Hard to classify or not, the band--which plays Sunday at the Galaxy in Santa Ana--is getting its share of media exposure. Their lush, dreamy single "6 Underground" is featured on "The Saint" movie soundtrack and is getting airplay on modern rock stations and on public radio.


Sneaker Pimps (a phrase coined by the Beastie Boys to describe a person they paid to find rare gym shoes) embarked on their first headlining tour less than a month ago to promote their 3-month-old debut CD, "Becoming X."

"We've decided not to use any sequencers or tapes [on stage]. Everything must be triggered live by the band," Howe said. "You know, bands like Portishead and Massive Attack are commonly criticized for tediously replicating their albums almost note for note. We want to avoid that. . . . It feels far too odd for us to play along to a tape every night anyway. Our challenge is to juggle keeping our sonic proficiency and creating spontaneous, live excitement."
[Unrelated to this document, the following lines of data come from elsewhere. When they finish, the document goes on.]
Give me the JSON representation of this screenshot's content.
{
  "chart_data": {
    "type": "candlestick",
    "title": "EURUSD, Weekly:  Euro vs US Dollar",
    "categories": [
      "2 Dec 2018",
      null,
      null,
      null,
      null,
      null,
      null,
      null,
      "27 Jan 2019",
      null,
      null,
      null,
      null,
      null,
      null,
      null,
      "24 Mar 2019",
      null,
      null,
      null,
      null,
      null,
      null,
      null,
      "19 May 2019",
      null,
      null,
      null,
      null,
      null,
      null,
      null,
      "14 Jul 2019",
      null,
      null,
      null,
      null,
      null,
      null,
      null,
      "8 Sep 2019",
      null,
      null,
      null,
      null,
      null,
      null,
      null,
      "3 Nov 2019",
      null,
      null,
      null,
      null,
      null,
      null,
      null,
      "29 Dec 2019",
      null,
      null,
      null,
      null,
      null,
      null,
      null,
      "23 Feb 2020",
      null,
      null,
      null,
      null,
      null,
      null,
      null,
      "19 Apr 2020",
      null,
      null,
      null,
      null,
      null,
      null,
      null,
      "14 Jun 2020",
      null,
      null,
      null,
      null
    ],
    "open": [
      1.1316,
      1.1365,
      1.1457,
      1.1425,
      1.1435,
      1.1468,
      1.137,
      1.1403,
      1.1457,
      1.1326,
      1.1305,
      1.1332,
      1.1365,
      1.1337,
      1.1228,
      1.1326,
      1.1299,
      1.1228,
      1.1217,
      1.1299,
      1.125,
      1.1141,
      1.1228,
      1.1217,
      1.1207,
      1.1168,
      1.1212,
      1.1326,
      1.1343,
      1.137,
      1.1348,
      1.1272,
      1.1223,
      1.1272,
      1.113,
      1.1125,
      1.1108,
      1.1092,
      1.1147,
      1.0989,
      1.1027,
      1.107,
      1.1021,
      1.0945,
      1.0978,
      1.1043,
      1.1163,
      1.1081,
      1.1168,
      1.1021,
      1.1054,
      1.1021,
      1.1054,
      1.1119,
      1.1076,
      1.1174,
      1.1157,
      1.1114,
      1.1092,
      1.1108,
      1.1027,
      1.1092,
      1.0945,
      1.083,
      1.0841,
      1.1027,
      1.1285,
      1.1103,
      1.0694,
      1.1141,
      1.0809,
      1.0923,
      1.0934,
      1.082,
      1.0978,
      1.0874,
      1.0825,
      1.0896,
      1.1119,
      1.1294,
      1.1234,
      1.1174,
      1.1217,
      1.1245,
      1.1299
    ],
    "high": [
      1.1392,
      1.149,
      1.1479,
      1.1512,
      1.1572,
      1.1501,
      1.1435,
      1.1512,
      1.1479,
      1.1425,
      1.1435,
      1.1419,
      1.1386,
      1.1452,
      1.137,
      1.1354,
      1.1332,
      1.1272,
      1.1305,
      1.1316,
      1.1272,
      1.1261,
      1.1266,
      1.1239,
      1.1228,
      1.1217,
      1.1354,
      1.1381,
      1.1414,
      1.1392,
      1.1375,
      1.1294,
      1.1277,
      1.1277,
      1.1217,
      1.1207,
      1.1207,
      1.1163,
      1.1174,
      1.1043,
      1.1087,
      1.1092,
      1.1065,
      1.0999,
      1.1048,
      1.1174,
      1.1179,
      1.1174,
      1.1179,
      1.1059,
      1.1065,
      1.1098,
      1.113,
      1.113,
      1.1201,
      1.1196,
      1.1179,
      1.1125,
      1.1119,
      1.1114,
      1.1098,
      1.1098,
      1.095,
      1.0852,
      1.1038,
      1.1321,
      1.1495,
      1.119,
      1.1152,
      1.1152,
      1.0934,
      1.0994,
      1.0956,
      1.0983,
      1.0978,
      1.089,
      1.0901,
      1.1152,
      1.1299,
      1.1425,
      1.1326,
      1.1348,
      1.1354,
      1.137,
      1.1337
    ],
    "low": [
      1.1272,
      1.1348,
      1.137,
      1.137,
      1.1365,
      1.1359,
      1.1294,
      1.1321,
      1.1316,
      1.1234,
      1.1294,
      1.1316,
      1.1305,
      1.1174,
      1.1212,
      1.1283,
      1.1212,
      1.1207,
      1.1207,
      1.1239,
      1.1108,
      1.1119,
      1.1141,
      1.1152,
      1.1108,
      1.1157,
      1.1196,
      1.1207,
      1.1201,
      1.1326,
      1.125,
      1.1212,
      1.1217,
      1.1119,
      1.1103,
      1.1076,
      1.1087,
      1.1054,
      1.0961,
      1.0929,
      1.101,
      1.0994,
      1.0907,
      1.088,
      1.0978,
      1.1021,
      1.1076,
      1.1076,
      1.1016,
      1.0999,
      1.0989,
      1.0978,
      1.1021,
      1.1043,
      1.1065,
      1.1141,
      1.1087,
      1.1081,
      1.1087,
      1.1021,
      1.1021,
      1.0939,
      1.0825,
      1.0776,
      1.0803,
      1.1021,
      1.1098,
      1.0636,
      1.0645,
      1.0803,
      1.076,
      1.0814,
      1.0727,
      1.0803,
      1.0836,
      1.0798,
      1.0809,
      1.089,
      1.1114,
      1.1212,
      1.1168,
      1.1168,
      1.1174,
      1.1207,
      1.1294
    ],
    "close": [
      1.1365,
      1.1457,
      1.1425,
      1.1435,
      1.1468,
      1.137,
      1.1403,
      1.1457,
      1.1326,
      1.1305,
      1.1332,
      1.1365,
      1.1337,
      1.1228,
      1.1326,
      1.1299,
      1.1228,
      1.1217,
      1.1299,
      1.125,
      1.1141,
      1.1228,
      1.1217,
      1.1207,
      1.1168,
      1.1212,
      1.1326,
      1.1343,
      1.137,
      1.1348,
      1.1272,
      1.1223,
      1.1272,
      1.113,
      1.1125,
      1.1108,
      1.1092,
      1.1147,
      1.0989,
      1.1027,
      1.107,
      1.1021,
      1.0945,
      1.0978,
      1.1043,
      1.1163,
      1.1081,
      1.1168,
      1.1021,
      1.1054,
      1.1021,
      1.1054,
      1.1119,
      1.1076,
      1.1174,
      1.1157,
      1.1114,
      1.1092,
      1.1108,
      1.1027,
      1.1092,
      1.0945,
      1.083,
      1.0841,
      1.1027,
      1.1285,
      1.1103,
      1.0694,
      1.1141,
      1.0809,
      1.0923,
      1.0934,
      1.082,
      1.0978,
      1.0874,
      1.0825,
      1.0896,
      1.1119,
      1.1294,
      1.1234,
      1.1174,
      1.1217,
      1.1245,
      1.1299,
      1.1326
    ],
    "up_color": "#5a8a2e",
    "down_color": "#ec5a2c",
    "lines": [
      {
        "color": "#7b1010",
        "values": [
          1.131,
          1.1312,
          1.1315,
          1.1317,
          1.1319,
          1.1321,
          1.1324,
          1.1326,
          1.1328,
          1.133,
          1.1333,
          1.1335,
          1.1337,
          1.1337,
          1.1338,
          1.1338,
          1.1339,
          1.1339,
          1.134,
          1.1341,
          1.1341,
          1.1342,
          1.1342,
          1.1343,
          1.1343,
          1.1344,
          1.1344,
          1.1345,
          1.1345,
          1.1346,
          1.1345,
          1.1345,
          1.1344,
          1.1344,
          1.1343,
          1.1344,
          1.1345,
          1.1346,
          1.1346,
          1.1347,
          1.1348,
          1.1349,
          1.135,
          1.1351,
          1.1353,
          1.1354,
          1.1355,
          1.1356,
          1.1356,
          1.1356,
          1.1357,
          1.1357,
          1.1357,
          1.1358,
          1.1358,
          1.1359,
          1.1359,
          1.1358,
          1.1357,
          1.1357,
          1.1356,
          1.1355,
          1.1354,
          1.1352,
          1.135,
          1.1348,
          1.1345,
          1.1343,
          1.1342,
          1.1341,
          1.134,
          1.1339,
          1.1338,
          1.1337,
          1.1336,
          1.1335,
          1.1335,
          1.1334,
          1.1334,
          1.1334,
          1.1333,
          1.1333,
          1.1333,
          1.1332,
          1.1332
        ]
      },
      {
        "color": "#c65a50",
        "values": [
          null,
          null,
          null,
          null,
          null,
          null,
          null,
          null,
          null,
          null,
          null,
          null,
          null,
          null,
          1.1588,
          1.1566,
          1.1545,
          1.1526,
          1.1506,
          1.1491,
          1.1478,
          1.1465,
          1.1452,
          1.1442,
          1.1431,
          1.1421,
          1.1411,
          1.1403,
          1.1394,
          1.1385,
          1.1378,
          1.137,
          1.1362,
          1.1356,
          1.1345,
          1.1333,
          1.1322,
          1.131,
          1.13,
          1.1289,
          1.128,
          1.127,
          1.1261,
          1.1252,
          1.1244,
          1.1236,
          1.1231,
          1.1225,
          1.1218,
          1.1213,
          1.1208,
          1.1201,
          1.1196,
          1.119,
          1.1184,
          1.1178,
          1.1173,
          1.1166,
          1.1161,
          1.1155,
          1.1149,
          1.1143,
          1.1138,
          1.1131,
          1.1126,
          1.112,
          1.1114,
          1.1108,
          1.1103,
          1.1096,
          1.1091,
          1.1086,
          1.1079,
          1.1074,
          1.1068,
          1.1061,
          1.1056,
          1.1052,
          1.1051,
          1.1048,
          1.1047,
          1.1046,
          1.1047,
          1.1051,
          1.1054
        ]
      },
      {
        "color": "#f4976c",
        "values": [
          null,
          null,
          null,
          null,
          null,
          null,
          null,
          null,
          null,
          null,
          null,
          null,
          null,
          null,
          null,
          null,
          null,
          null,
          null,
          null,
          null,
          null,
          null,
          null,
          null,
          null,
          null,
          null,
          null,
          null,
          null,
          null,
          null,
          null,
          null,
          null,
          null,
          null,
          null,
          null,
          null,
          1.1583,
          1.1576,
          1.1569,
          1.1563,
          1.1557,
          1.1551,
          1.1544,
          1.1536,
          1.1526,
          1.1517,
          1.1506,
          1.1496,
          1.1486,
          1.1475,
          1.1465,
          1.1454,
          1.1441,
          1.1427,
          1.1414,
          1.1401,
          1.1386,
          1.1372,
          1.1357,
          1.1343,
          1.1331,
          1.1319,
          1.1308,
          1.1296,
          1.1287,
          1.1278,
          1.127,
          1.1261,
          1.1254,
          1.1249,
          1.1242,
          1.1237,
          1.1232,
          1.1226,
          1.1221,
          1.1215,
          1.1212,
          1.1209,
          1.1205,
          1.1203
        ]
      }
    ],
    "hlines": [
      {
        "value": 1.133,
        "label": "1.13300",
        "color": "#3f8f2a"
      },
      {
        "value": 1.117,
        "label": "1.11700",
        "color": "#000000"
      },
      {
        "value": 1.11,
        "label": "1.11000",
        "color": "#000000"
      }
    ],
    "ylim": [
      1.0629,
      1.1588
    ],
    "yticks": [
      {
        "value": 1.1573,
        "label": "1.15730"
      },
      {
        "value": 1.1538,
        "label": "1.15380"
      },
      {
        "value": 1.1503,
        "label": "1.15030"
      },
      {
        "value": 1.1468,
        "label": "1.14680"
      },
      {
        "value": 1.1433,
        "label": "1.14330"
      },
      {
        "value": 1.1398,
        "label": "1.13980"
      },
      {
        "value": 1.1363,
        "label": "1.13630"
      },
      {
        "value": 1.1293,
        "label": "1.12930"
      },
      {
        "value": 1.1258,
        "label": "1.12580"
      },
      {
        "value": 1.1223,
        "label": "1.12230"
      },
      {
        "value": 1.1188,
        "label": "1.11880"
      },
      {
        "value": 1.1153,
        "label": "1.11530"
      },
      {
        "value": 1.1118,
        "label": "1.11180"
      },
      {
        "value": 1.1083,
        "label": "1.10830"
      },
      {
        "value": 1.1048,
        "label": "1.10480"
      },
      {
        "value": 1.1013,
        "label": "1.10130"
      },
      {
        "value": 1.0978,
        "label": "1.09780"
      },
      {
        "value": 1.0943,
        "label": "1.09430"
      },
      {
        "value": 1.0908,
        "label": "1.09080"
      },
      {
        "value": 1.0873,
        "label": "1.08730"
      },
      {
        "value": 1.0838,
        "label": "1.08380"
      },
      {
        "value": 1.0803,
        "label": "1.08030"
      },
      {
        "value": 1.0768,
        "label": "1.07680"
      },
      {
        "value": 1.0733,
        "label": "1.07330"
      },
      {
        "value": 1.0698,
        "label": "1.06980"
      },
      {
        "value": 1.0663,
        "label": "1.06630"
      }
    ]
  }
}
Howe, 26, who co-writes the band's material with lead guitarist Chris Corner, focuses on cultural phenomena, with something of a cynical bent. A song called "Post-Modern Sleaze" looks at how the movies can create a life-imitates-art mentality, and how suicide is glamorized by segments of society.
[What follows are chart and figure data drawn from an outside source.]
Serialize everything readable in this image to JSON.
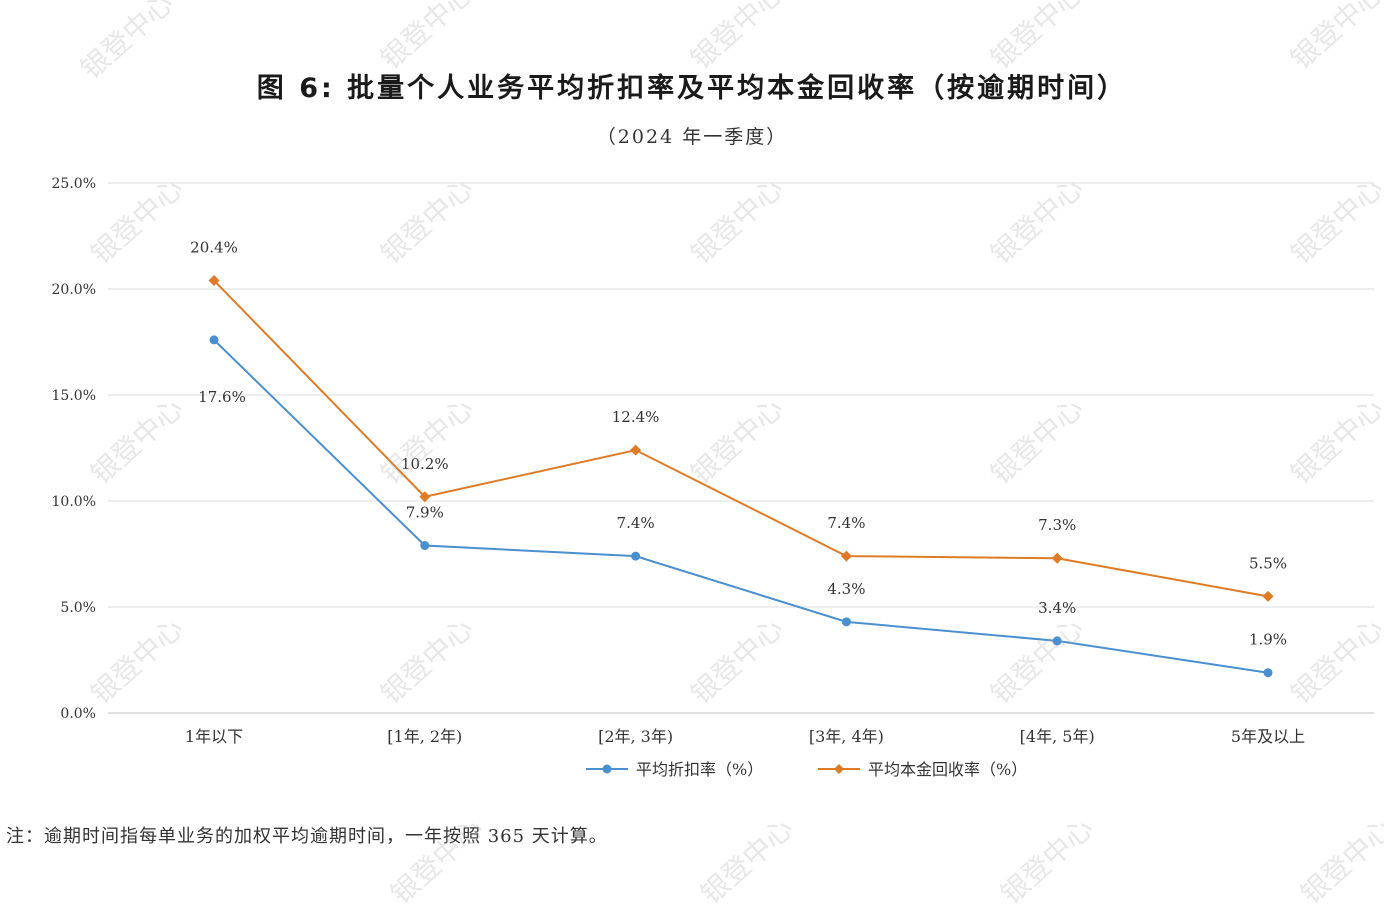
{
  "title": "图 6:  批量个人业务平均折扣率及平均本金回收率（按逾期时间）",
  "subtitle": "（2024 年一季度）",
  "note": "注：逾期时间指每单业务的加权平均逾期时间，一年按照 365 天计算。",
  "watermark": "银登中心",
  "chart_data": {
    "type": "line",
    "categories": [
      "1年以下",
      "[1年, 2年)",
      "[2年, 3年)",
      "[3年, 4年)",
      "[4年, 5年)",
      "5年及以上"
    ],
    "ylim": [
      0,
      25
    ],
    "yticks": [
      "0.0%",
      "5.0%",
      "10.0%",
      "15.0%",
      "20.0%",
      "25.0%"
    ],
    "grid": true,
    "legend_position": "bottom",
    "series": [
      {
        "name": "平均折扣率（%）",
        "color": "#4a8fd0",
        "marker": "circle",
        "values": [
          17.6,
          7.9,
          7.4,
          4.3,
          3.4,
          1.9
        ],
        "labels": [
          "17.6%",
          "7.9%",
          "7.4%",
          "4.3%",
          "3.4%",
          "1.9%"
        ]
      },
      {
        "name": "平均本金回收率（%）",
        "color": "#e07b25",
        "marker": "diamond",
        "values": [
          20.4,
          10.2,
          12.4,
          7.4,
          7.3,
          5.5
        ],
        "labels": [
          "20.4%",
          "10.2%",
          "12.4%",
          "7.4%",
          "7.3%",
          "5.5%"
        ]
      }
    ]
  }
}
"I read this absurd article," Howe said, "in a British style magazine about what they called the 'Thelma and Louise Syndrome,' about flippant films that generated this enormous copycat type of effect. The story uncovered moms who either left their families or killed themselves because their boring middle-class lives suddenly weren't good enough anymore. [So I came up with a song] about how fashionable it is to fabricate myths and then take no responsibility for them."

Musically, Howe said, he believes Sneaker Pimps "satisfy two primal desires at once" with their propulsive, sensual dance beats. "The first is to simply move physically and satisfy that libidinal desire to shake, twist, spin and cavort about.
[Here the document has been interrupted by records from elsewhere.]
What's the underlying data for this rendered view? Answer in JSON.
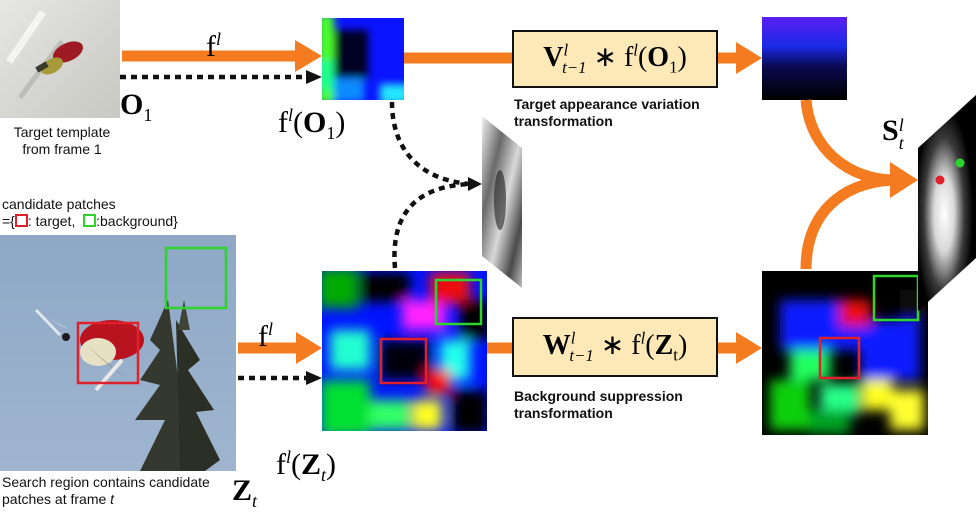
{
  "captions": {
    "template": [
      "Target template",
      "from frame 1"
    ],
    "candidate_title": "candidate patches",
    "candidate_legend_prefix": "={",
    "candidate_target": ": target,",
    "candidate_background": ":background}",
    "search_line1": "Search region contains candidate",
    "search_line2_prefix": "patches at frame ",
    "search_line2_var": "t",
    "appearance": [
      "Target appearance variation",
      "transformation"
    ],
    "suppression": [
      "Background suppression",
      "transformation"
    ]
  },
  "math": {
    "O1_bold": "O",
    "O1_sub": "1",
    "Zt_bold": "Z",
    "Zt_sub": "t",
    "f": "f",
    "l": "l",
    "fO_prefix": "f",
    "fO_open": "(",
    "fO_var": "O",
    "fO_sub": "1",
    "fO_close": ")",
    "fZ_prefix": "f",
    "fZ_open": "(",
    "fZ_var": "Z",
    "fZ_sub": "t",
    "fZ_close": ")",
    "S": "S",
    "S_sup": "l",
    "S_sub": "t",
    "V_expr": {
      "mat": "V",
      "sup": "l",
      "sub": "t−1",
      "op": " ∗ f",
      "fsup": "l",
      "open": "(",
      "var": "O",
      "vsub": "1",
      "close": ")"
    },
    "W_expr": {
      "mat": "W",
      "sup": "l",
      "sub": "t−1",
      "op": " ∗ f",
      "fsup": "l",
      "open": "(",
      "var": "Z",
      "vsub": "t",
      "close": ")"
    }
  },
  "colors": {
    "arrow": "#f47b20",
    "op_box_fill": "#fde9b8",
    "target_box": "#e0202a",
    "background_box": "#2cd42c",
    "dotted": "#111111"
  }
}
"And secondly, the best electronic music can be cerebrally pleasing as well. Experimental German bands like Ovalis really testing the limits. Those not dancing their rear ends off can think about the words being sung or pick up the shifts in tempo and mood. It's actually quite an eclectic style.

"Some people don't know what to make of us, and that's good," he added. "I think we do present more questions than answers, really. It'd be nice if fans left our performances more confused than when they arrived."